The domination of Mercedes and drivers' champion Lewis Hamilton over the past two seasons shows few signs of slowing down, though, with the main threats to the Briton's bid for a third title in succession - he would be only the fourth man to achieve the feat - likely to come from team-mate Nico Rosberg and Ferrari's Vettel.
Vettel's team-mate Raikkonen will hope to have some say in the destination of the drivers' crown, while Williams look to make up ground to the top two constructors and Red Bull bid to bounce back from a disappointing 2015 campaign.
Look Out For...
- Can Max Verstappen maintain his development? The Dutchman caught the eye with Toro Rosso during his rookie season and was tipped as a future driver for one of F1's heavy hitters. The likes of Mercedes and Ferrari will have a keen eye on whether Verstappen can keep it up in 2016.
- Will McLaren recover from a dismal 2015 season? McLaren started last year with a driver line-up most teams would envy, boasting a pair of world champions in the form of Fernando Alonso and Jenson Button.
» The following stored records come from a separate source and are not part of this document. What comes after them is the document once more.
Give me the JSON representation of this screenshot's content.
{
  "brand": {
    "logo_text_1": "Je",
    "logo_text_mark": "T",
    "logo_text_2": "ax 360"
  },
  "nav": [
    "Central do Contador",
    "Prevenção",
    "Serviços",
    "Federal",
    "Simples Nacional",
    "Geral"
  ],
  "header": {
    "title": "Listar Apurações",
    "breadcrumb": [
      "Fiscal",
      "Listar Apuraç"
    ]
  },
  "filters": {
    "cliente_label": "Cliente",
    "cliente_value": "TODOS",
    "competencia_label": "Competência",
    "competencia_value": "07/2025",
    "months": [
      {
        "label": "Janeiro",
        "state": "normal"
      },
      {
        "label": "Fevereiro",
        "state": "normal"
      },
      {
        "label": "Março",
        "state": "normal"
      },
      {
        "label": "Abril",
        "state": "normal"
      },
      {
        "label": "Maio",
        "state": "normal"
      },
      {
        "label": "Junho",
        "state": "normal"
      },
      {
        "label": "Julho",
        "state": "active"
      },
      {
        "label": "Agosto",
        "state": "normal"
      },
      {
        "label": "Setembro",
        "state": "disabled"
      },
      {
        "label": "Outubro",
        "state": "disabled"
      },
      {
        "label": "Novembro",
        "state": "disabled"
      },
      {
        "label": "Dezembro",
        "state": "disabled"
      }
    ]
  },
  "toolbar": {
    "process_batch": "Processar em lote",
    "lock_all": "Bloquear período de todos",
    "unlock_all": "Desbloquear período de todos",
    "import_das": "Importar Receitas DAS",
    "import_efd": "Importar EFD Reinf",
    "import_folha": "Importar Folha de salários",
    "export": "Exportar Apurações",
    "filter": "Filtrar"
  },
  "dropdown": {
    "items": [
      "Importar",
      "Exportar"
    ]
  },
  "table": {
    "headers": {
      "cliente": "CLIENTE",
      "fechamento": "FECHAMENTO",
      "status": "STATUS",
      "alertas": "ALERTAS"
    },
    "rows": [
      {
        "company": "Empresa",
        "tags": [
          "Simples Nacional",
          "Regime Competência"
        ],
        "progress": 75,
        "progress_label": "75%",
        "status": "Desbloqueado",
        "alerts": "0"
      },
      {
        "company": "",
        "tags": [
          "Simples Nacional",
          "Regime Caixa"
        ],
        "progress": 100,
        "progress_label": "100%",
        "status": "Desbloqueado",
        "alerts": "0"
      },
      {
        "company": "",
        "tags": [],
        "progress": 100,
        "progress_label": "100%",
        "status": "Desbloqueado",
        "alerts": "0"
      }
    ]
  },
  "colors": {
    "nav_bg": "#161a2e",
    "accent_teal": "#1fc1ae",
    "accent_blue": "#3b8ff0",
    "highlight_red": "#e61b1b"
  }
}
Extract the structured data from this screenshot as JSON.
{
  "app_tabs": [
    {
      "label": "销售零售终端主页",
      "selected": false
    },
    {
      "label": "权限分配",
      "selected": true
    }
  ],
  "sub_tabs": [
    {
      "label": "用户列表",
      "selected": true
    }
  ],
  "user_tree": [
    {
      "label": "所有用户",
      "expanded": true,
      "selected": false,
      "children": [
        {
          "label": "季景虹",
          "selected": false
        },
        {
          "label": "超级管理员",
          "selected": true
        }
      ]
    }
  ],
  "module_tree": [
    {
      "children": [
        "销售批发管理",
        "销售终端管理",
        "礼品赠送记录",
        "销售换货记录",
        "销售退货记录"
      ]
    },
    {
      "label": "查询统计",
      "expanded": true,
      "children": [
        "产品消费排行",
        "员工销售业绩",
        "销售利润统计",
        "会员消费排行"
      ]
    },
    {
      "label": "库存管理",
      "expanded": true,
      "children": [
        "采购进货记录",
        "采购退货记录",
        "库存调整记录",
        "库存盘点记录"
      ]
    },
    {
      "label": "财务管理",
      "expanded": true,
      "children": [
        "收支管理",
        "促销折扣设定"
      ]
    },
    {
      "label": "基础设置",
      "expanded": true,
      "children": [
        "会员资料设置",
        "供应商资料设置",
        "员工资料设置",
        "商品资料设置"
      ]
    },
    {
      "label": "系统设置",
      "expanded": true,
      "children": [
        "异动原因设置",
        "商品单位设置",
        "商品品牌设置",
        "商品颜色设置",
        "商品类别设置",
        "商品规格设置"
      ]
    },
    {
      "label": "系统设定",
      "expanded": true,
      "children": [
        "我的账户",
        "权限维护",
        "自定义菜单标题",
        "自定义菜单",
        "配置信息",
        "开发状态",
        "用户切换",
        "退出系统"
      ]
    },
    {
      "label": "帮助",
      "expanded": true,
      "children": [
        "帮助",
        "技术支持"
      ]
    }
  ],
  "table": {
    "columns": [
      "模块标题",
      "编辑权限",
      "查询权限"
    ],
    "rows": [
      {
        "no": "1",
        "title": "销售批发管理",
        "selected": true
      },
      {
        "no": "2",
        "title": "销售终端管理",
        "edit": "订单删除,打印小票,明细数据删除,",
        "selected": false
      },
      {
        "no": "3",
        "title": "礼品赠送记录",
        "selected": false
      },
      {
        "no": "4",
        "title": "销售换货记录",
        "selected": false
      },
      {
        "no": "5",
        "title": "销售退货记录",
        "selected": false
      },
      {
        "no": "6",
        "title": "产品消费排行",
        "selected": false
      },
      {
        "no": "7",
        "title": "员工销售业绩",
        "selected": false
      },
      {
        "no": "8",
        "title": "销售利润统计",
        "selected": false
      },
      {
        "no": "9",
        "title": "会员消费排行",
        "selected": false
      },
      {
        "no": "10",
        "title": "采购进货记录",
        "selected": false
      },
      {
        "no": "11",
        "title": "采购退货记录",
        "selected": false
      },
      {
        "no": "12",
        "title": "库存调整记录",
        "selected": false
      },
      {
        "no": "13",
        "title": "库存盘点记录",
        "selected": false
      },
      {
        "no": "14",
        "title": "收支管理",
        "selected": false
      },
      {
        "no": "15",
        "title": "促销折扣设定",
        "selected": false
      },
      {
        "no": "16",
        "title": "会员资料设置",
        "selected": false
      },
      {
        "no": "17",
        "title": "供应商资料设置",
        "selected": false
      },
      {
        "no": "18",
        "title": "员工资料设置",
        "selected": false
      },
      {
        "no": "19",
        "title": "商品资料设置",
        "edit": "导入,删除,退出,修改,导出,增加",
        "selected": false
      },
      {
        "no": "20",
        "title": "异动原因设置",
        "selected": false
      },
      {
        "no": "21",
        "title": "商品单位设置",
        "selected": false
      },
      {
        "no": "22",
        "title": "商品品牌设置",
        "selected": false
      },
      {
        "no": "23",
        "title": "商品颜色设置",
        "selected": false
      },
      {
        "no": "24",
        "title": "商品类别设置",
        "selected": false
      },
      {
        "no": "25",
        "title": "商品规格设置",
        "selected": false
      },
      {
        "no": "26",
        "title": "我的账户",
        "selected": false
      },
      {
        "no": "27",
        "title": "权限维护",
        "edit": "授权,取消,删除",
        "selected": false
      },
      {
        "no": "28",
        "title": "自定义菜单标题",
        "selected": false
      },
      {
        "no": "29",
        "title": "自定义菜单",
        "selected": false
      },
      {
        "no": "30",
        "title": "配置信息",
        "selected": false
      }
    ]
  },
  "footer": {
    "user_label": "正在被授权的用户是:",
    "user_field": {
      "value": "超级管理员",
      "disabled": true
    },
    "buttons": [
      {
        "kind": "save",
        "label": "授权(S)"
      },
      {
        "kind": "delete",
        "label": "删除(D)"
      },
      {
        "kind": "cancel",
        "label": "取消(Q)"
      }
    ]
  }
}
However, their return to Honda power did not go well, finishing one from bottom in the constructors' standings without registering a podium finish.
- What happens if Red Bull encounter engine troubles? Red Bull's turbulent relationship with engine supplier Renault proved one of the main talking points in the paddock in 2015. The four-time constructors' champions had flirted with the idea of switching to Volkswagen power, but - after seemingly ruling out all other options - will be supplied by Renault once again in 2016. However, with the engines now Tag Heuer branded, team principal Christian Horner may have to tread carefully when criticising the power units for fear of upsetting the sponsors.